Though I find current levels of military spending obscene and deplore the exaltation of the military as an aspect of the growing national security state, I am not among those who believe that war itself is unthinkable. I just do not accept that it be a first or even a second option in a country’s interaction with the rest of the world and think that it should only be entered into if truly vital interests are threatened. The wars that America has fought since 9/11 have been particularly senseless as measured by any reasonable standard. If the United States extends its twelve year-long losing streak by attacking Iran our nation truly deserves to share the fate of the empires that have preceded it on the world stage. One has to ask how the apparently intelligent people we elect to high office can ultimately be so ignorant as to believe that one nation should assume the responsibility for "leading" the rest of the world. I have no good answer for that, but if one reads The Outpost an understanding of just how the U.S. engagement in Afghanistan makes no sense now and has not made sense for many years will certainly emerge.

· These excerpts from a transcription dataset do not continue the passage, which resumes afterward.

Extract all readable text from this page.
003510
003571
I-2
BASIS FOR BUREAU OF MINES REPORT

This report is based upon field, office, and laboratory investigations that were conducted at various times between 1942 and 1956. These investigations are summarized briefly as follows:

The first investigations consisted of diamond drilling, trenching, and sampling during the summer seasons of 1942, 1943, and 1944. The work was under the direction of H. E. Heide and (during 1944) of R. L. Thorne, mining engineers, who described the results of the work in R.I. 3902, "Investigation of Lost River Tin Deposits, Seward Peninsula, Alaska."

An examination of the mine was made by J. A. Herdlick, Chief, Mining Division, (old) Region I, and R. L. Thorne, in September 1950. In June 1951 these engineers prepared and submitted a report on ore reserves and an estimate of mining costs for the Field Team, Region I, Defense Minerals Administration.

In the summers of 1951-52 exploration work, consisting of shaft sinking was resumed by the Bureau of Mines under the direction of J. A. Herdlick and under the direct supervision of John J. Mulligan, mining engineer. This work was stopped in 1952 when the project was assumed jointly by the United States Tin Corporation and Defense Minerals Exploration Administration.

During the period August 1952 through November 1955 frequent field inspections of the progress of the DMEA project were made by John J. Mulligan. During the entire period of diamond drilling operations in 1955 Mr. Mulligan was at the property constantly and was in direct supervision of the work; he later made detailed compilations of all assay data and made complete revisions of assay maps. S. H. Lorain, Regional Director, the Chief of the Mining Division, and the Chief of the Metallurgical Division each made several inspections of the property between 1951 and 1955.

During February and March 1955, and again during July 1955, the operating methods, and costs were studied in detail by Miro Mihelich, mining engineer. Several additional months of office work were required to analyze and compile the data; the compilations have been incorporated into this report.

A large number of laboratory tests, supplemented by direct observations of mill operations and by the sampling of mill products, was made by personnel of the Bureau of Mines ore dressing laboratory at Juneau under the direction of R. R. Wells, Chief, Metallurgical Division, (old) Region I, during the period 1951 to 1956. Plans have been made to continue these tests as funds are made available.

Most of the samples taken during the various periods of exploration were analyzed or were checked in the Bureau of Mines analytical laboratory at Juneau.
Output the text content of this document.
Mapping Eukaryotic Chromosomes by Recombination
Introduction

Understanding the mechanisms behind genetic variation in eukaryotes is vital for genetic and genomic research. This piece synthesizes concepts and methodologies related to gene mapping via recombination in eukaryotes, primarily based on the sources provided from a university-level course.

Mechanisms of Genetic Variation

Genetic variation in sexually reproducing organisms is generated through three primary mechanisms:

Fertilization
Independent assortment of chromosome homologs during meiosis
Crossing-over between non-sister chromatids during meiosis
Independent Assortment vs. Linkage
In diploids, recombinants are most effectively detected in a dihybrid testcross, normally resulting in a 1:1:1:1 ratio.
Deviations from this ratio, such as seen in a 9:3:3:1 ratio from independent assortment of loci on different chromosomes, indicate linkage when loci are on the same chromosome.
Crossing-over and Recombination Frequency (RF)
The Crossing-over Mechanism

To finish up where I started, my daughter’s friend received multiple wounds while fighting against hundreds of insurgents who nearly overran Combat Outpost Keating in October 2009. His comrades heroically braved fire to carry him into an aid station where a medic struggled to save him. Five soldiers gave him direct transfusions from their own veins in a bid to help him survive. He suffered horribly through it all, but was lucid enough twelve hours later to tell a doctor after being medevac’d to a field hospital "I don’t want to die." But many of his internal organs had already shut down and died and he soon followed. His funeral was attended by thousands. He was described as a hero and was subsequently named our county’s citizen of the year.
This may not be a popular viewpoint at antiwar.com but for me, the soldiers at Combat Outpost Keating exemplified much of what is good about America in their sense of honor, duty and their keeping faith with each other. But the war they were fighting in is the reverse of the coin, an exercise in killing and being killed for no discernible purpose, a slaughter ordered by the Dick Cheneys, George Bushes, and Barack Obamas of this world, none of whom in any way ever personally pay any price as a consequence of their actions. I don’t know if I understand what heroism actually means but I do see young men who deserve much better from their government dying horribly. What a bloody waste.